If you need to learn CUDA but don't have experience with parallel computing, CUDA A Developer's Introduction offers a detailed guide to CUDA with a grounding in parallel fundamentals. It starts by introducing CUDA and bringing you up to speed on GPU parallelism and hardware, then delving into CUDA installation. Chapters on core concepts including threads, blocks, grids, and memory focus on both parallel and CUDA-specific issues. Later, the book demonstrates CUDA in practice for optimizing applications, adjusting to new hardware, and solving common problems.
A guide for developing and optimizing programs for NVidia GPUs.
This book goes into great depth about how GPUs work, how to write efficient GPU-accelerated software, and a wealth of tips and tricks for getting the job done. It's pretty heavy on theory, explanations, and low-level details, but also has plenty of code examples to draw from. There are whole chapters that go into depth on key concepts and technologies, but also a step-by-step optimization guide in chapter 9 that pulls all those ideas together in a practical context.
This book is over 550 pages long, but it doesn't need to be. Many ideas are explained repeatedly. This is helpful if you're having a hard time understanding, or want to jump around a lot, but can otherwise be a little tedious. There are also a lot of numbers, data tables, charts, and screenshots that don't add a lot of value, in my opinion. Often these data compare performance of some code across all of the author's test devices, but don't say a lot about the performance characteristics code itself or what you might expect for your project / hardware. This is particularly frustrating because this book was written in 2012, and covers outdated hardware extensively. For instance, it talks a lot about the differences between CC1 and CC2 devices, when the latest GPUs support CC9.

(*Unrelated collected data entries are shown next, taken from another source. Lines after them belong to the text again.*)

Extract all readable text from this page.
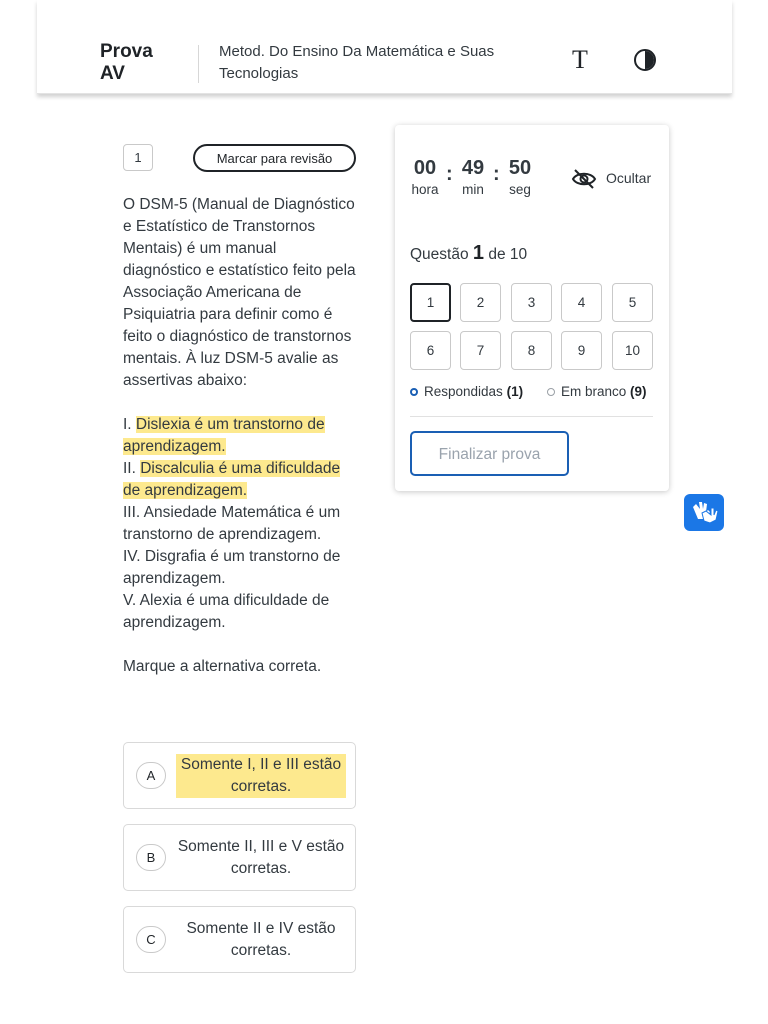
Prova AV
Metod. Do Ensino Da Matemática e Suas Tecnologias	T
1	Marcar para revisão

O DSM-5 (Manual de Diagnóstico e Estatístico de Transtornos Mentais) é um manual diagnóstico e estatístico feito pela Associação Americana de Psiquiatria para definir como é feito o diagnóstico de transtornos mentais. À luz DSM-5 avalie as assertivas abaixo:

I. Dislexia é um transtorno de aprendizagem.

II. Discalculia é uma dificuldade de aprendizagem.

III. Ansiedade Matemática é um transtorno de aprendizagem.

IV. Disgrafia é um transtorno de aprendizagem.

V. Alexia é uma dificuldade de aprendizagem.

Marque a alternativa correta.

A
Somente I, II e III estão corretas.
B
Somente II, III e V estão corretas.
C
Somente II e IV estão corretas.
00
hora
: 49
min
: 50
seg
Ocultar
Questão 1 de 10
1	2	3	4	5
6	7	8	9	10
Respondidas (1)	Em branco (9)
Finalizar prova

Despite these shortcomings, I still highly recommend this book. It's loaded with useful information. The author explains complex topics in very precise detail, with helpful metaphors and motivating examples. They have decades of parallel programming, and have filled this book with all sorts of useful insights, tips, and tricks for every circumstance. There's probably more in this book than you'll ever need, but on the flip side, it's got everything. It's worth at least touching on all these ideas so that if / when they come up later, you might remember them and pull out this book to get a refresher on all the details.
It's interesting to compare this book to Programming in Parallel with CUDA: A Practical Guide. That book starts with the assumption that CUDA is easy, encouraging the reader to just start coding, pointing out gotchas and important performance optimizations along the way. In contrast, this book assumes that CUDA is hard. Unless you learn the low-level details, think long and hard about design, and master all the tricks, you'll write bad code and waste much of what the GPU has to offer. Both of these perspectives are true, in a sense, and which is best for you depends on your needs. If you're working on a project and you want to try out making it faster by using GPUs, read Programming in Parallel with CUDA. If you want to become a CUDA expert and squeeze every ounce of power out of your hardware, this book is the better choice.
Anyone reading this book should probably do it with a grain of salt, it has been published in 2012 and some of the implementation details discussed have since become obsolete. Regardless, this is a fantastic book that delves into the paradigm shift a programmer must go through in order to effectively program parallel algorithms instead of serial ones. I highly recommend it.